我创立新南派山水画的几点思考

            文/黄廷海  

            艺术的生命在于继承与创新。没有继承,艺术便是无根之木,没有创新,艺术便不可能发展!

            我自1990年起开始研究和探索新南派山水画,旨在突破古人和今人的藩篱,开拓自己独有的山水画风格,在当今山水画坛占有一席之地。经过近30年的磨练和耕耘,终于步入成熟,形成新南派山水画一套完整的理论体系、审美特征和技法程式。
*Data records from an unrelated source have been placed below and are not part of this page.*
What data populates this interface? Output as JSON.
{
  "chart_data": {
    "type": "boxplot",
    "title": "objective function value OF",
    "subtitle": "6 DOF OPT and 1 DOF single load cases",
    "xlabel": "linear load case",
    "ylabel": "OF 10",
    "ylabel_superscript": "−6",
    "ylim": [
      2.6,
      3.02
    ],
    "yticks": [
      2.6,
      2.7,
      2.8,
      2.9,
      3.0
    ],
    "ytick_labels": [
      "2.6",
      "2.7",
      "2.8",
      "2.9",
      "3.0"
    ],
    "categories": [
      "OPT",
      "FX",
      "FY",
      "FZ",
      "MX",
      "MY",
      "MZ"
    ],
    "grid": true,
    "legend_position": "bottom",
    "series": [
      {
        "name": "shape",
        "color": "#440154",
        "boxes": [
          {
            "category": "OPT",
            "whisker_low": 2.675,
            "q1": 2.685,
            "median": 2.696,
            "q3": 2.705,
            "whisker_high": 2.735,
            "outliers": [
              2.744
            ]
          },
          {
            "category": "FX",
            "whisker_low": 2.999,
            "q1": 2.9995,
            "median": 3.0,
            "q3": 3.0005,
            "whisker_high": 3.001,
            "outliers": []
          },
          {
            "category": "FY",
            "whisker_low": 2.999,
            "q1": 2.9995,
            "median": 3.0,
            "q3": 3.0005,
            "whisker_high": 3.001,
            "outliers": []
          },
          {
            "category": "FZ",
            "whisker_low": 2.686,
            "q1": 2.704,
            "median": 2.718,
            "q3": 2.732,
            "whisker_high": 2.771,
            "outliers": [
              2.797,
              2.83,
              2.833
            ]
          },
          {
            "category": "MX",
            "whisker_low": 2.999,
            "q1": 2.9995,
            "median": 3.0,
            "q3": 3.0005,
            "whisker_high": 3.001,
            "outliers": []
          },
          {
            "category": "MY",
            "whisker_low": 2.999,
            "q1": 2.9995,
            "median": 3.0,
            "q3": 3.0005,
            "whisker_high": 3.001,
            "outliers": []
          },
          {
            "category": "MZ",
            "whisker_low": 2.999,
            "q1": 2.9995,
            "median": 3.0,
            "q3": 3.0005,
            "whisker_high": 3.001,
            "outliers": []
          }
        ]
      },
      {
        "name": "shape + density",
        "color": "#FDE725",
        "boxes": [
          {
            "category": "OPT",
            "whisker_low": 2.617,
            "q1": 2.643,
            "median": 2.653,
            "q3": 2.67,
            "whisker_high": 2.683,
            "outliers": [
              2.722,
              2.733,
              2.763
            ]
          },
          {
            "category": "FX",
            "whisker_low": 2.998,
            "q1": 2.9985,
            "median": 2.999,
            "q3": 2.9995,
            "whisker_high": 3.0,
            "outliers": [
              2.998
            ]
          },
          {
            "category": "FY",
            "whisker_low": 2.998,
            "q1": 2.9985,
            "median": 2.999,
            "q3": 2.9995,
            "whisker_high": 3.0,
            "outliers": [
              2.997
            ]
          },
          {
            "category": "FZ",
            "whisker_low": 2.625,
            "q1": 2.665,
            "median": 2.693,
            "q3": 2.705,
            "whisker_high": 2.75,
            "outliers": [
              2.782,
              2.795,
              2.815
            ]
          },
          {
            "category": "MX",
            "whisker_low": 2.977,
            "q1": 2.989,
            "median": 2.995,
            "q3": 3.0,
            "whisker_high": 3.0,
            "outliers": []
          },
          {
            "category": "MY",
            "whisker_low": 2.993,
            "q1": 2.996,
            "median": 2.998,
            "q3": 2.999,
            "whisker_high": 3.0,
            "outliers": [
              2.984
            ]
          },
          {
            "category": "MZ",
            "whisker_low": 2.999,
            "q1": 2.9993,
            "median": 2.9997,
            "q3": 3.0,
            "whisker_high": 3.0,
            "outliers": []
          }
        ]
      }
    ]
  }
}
            理论体系方面,主要规纳为七个特点:

            1、天人合一,以人为本。

            2、出世入世,两相兼宜。

            3、学术先行,创新为旨。

            4、有法无法,法随心出。

            5、迥异古今,贵在胆识。

            6、南北兼融,择优我用。

            7、以中为本,兼取西法。

            审美特征主要分七个特点:

            1、意象构成,不似之似。

            2、阳刚阴柔,双重审美。

            3、苍茫雄奇,大美自然。

            4、诗画合一,意境动人。

            5、突出光影,时空浩荡。

            6、绿色山水,生命之源。

            7、笔墨之美,画奇造化。

            在技法程式上我主张“有法而无法,法随心出,笔随意生”。我重视中国画的笔墨之美和程式之美,但又打破它的程式法则,反其道而行之,常以焦墨勾形,浓墨皴擦,淡墨破染,重在整体架构,意在局部经营等等。由此而形成了新南派山水画的风格美、意境美和形式美。使其既有深厚的传统底蕴,又具有鲜明的现代意识。迥异古今,既不似金陵画派,又不是董源、巨然以降的南派山水,而是独立于当代中国山水画坛的“新南派山水画”。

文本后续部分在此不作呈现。